Should I divide the dataset first and save to train.csv, valid.csv, test.csv?
UPDATE: this was solved by divide the data into train.csv, valid.csv, test.csv and load them into dataset class.
when call solver.train(n_epochs=1) for model.RGCN, it would issue the following error. however, when training the model GraphAF, it would train for like over 12 hours (for around 1,000,000 smiles) for like 1 epoch?
---------------------------------------------------------------------------
RuntimeError Traceback (most recent call last)
/tmp/ipykernel_1607319/1620135592.py in <module>
----> 1 solver.train(num_epoch=2)
~/.local/lib/python3.9/site-packages/torchdrug/core/engine.py in train(self, num_epoch, batch_per_epoch)
153 batch = utils.cuda(batch, device=self.device)
154
--> 155 loss, metric = model(batch)
156 if not loss.requires_grad:
157 raise RuntimeError("Loss doesn't require grad.
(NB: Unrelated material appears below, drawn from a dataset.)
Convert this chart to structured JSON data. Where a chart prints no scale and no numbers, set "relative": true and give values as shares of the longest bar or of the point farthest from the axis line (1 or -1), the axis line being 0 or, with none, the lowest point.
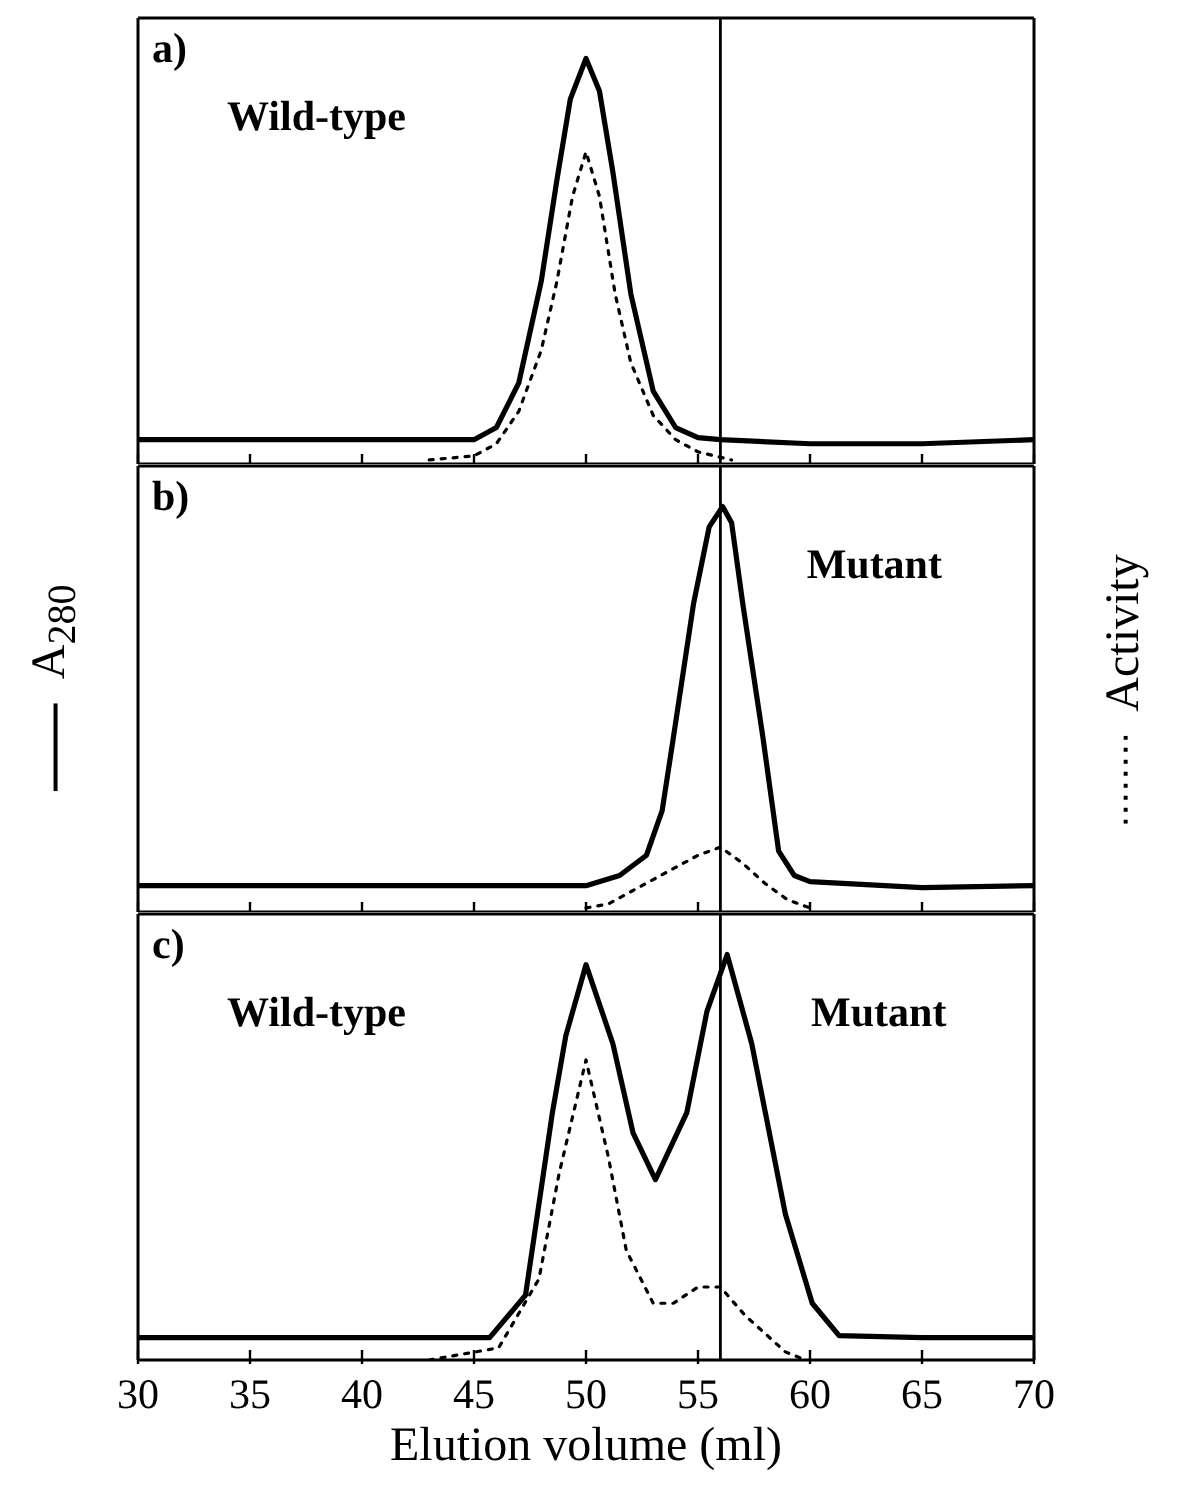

Did you define any loss in the task?")
/system/apps/userenv/students/yitaocai/conda/envs/system2/lib/python3.9/site-packages/torch/nn/modules/module.py in _call_impl(self, *input, **kwargs)
1049 if not (self._backward_hooks or self._forward_hooks or self._forward_pre_hooks or _global_backward_hooks
1050 or _global_forward_hooks or _global_forward_pre_hooks):
-> 1051 return forward_call(*input, **kwargs)
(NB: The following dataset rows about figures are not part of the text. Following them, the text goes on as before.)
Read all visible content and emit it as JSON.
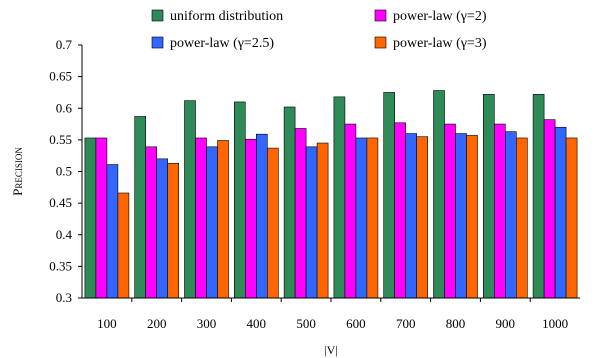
{
  "chart_data": {
    "type": "bar",
    "xlabel": "|V|",
    "ylabel": "Precision",
    "ylim": [
      0.3,
      0.7
    ],
    "yticks": [
      "0.3",
      "0.35",
      "0.4",
      "0.45",
      "0.5",
      "0.55",
      "0.6",
      "0.65",
      "0.7"
    ],
    "grid": false,
    "legend_position": "top",
    "categories": [
      "100",
      "200",
      "300",
      "400",
      "500",
      "600",
      "700",
      "800",
      "900",
      "1000"
    ],
    "series": [
      {
        "name": "uniform distribution",
        "color": "#2e8b57",
        "values": [
          0.553,
          0.587,
          0.612,
          0.61,
          0.602,
          0.618,
          0.625,
          0.628,
          0.622,
          0.622
        ]
      },
      {
        "name": "power-law (γ=2)",
        "color": "#ff00ff",
        "values": [
          0.553,
          0.539,
          0.553,
          0.551,
          0.568,
          0.575,
          0.577,
          0.575,
          0.575,
          0.582
        ]
      },
      {
        "name": "power-law (γ=2.5)",
        "color": "#3366ff",
        "values": [
          0.511,
          0.52,
          0.539,
          0.559,
          0.539,
          0.553,
          0.56,
          0.56,
          0.563,
          0.57
        ]
      },
      {
        "name": "power-law (γ=3)",
        "color": "#ff6600",
        "values": [
          0.466,
          0.513,
          0.549,
          0.537,
          0.545,
          0.553,
          0.555,
          0.557,
          0.553,
          0.553
        ]
      }
    ]
  }
}
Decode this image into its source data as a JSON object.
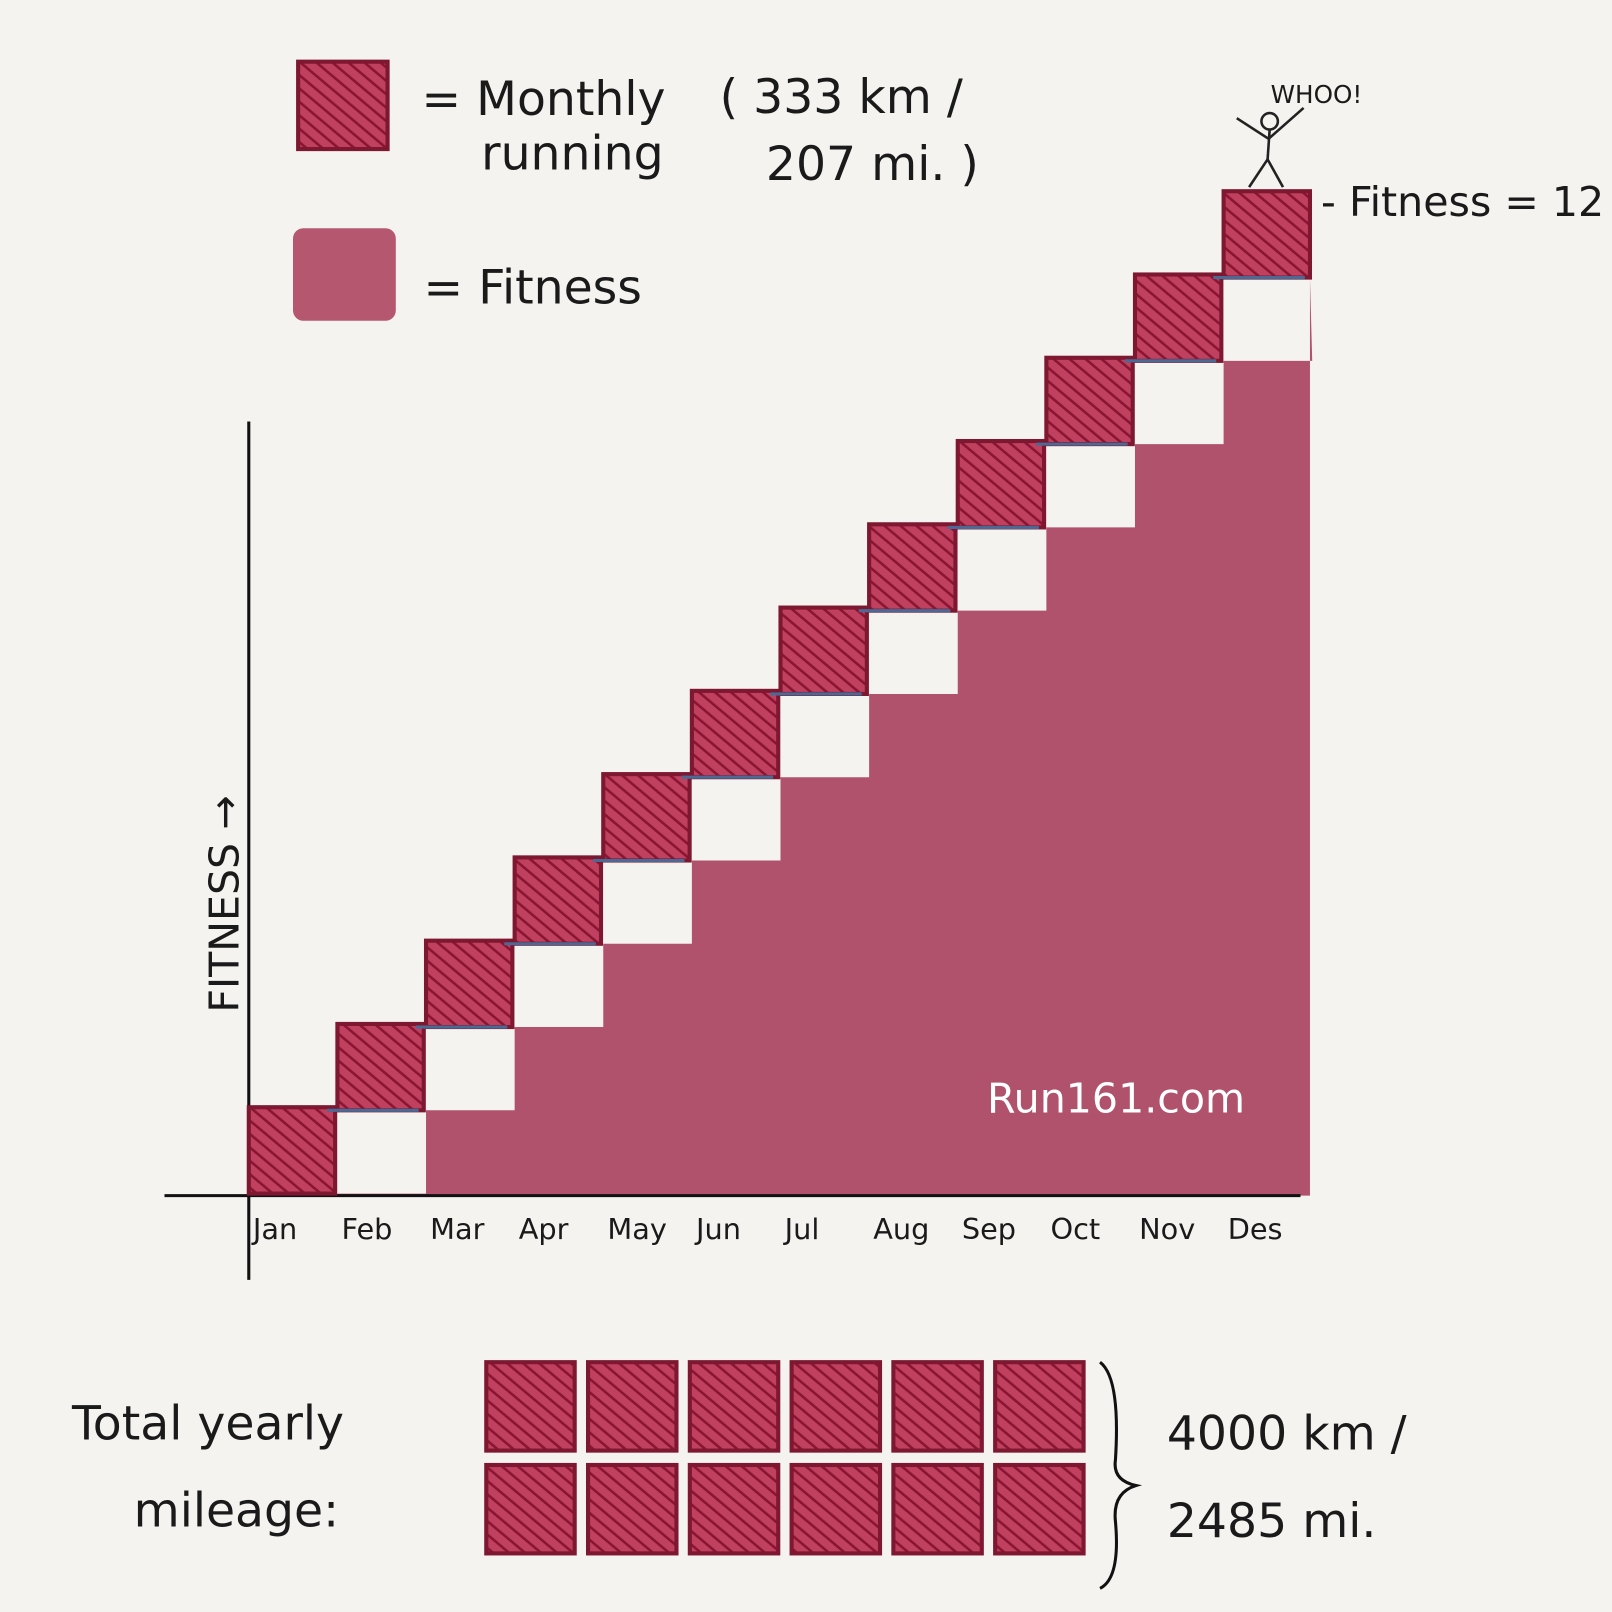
{
  "legend": {
    "running_lines": [
      "= Monthly",
      "running"
    ],
    "distance_lines": [
      "( 333 km /",
      "207 mi. )"
    ],
    "fitness": "= Fitness"
  },
  "chart": {
    "y_axis_label": "FITNESS →",
    "months": [
      "Jan",
      "Feb",
      "Mar",
      "Apr",
      "May",
      "Jun",
      "Jul",
      "Aug",
      "Sep",
      "Oct",
      "Nov",
      "Des"
    ],
    "cheer": "WHOO!",
    "peak_label": "- Fitness = 12",
    "watermark": "Run161.com"
  },
  "total": {
    "label_lines": [
      "Total yearly",
      "mileage:"
    ],
    "distance_lines": [
      "4000 km /",
      "2485 mi."
    ]
  }
}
1052 # Do not call functions when jit is used
1053 full_backward_hooks, non_full_backward_hooks = [], []
~/.local/lib/python3.9/site-packages/torchdrug/tasks/generation.py in forward(self, batch)
696 for criterion, weight in self.criterion.items():
697 if criterion == "nll":
--> 698 _loss, _metric = self.MLE_forward(batch)
699 all_loss += _loss * weight
700 metric.update(_metric)
...
---> 72 return torch.ops.torch_scatter.scatter_max(src, index, dim, out, dim_size)
73
74
RuntimeError: Not compiled with CUDA support
For generative models, since there is no need to use validation and test sets. You may pass the full dataset as the training set, and set None for both validation and test sets. See the demo of GCPN / GraphAF.
GraphAF might take a long time to train, since it is an autoregressive model, though I can't recall the exact speed of GraphAF. For the CUDA support problem, it is because you install the CPU version rather than the GPU version of torch_scatter.